Bu yılki zeytinyağı üretiminin 160 bin ton olduğunu, bu yağın 80 bin tonunun Güney illerinden elde edildiğini ve bu nedenle Ege bölgesi üreticilerinin yağlarına talep olmadığını vurgulayan Tariş Zeytin ve Zeytinyağı Birliği Başkanı Cahit Çetin, “Eskiden, Suriye’ye dahil Ege bölgesinin zeytinyağı gidiyordu. Ama bu yıl ülkemizin 160 bin ton rekoltesinin 80 bin tonu Güney illerimizde. Bu güzel bir durum ama bu durum, buradaki üreticiyi açığa düşürdü. Ege üreticilerimiz talepsiz bir ortam yaşıyor şu anda. Üreticinin ve tüketicinin haklarının yasal düzenlemelerle belirlenmesi lazım. Yapıldığı gibi de uygulanması lazım. Örneğine bakabilmek için, İtalya ve İspanya’ya 2 tane uzman göndermek yeterlidir. Biz bu konuda Tariş olarak devletin emrinde de oluruz. Çok geç kalmadan, hızlı bir şekilde bunu yapmalıyız. Bu bölgede hiç alıcı yok. Alıcı olmaması, Güneye yoğunlaşılması ve bu bölgenin talepsiz kalması, Türk zeytinciliğinin geleceği bakımından ciddi bir eksikliktir ve tehdittir. Zeytinyağı cinslerinin, mutlaka etiketlerin üzerlerine konulmasını ve her birinin ayrı ayrı değerlendirilmesi gerektiğini düşünüyorum. Bu uygulama, Tariş’in ürünlerinde var. Ama herkesin yapmasını beklemek zorundayız” şeklinde konuştu.

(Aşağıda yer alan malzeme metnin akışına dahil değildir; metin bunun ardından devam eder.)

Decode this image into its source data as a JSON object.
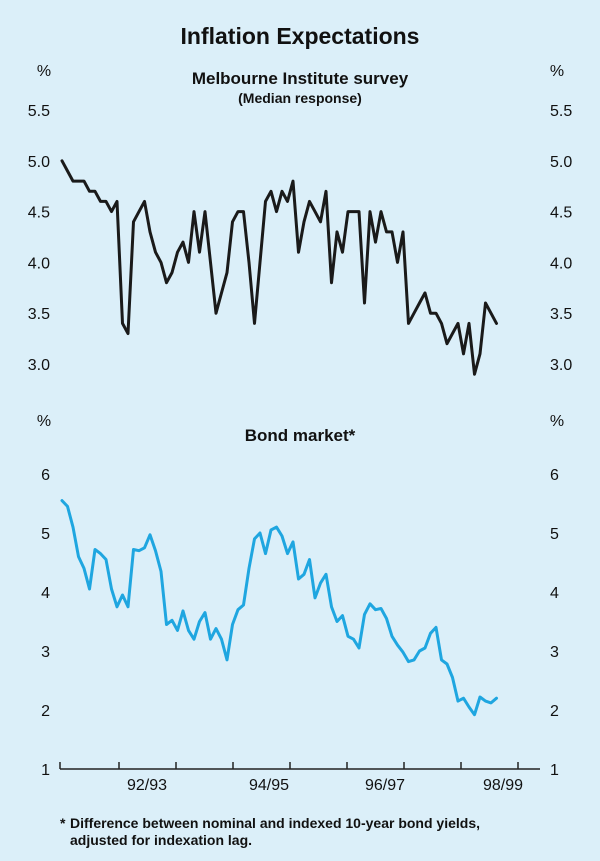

“ÜRETİCİLER, MARKALAŞIN VE COĞRAFİ İŞARET BELİRLEMESİ YAPIN”
Ege bölgesi üreticilerinin içinde bulundukları sıkıntılı dönemden kurtulmaları için ürünlerini markalaştırmaları gerektiğini ve ürünlerine mutlaka coğrafi işaret tanıtmayan etiketler koymaları gerektiğini ifade eden başkan Cahit Çetin, “Üreticiler, çok kısa zamanda organize olmalı. Ya kooperatifleşmeliler, ya da kendi aralarında kendi yağlarını pazarlayacak yeni coğrafi işaretlere müracaat edecekler. İtalya’da, Toskana’da yüzlerce coğrafi işaret olduğu gibi. Bugün üretici, kendilerinden daha ucuza yağ almak isteyen bir pazar ile de karşı karşıyadır. O yüzden, üreticiye diyorum ki; Kendi malınızı kendiniz pazarlayın. Kimsenin, gelip benim malımı alsınlar diye beklemesine gerek yok bana göre. Ya tek başınıza, ya da birkaç arkadaş birleşerek, yeni bir marka ve coğrafi işaret alarak kendi pazarınızı oluşturacaksınız. Şu anda, üreticilerin biraz daha zayıflayarak fiyatı düşürmesini bekleyen bir pazar anlayışı var. Bu hiç te etik değil. Türkiye’de yükselen zeytinyağı talebi döneminde, üreticilerin, kendi markası ve coğrafi işaretiyle, kendi ürününü kendisi pazarlaması ve satması daha etiktir” dedi.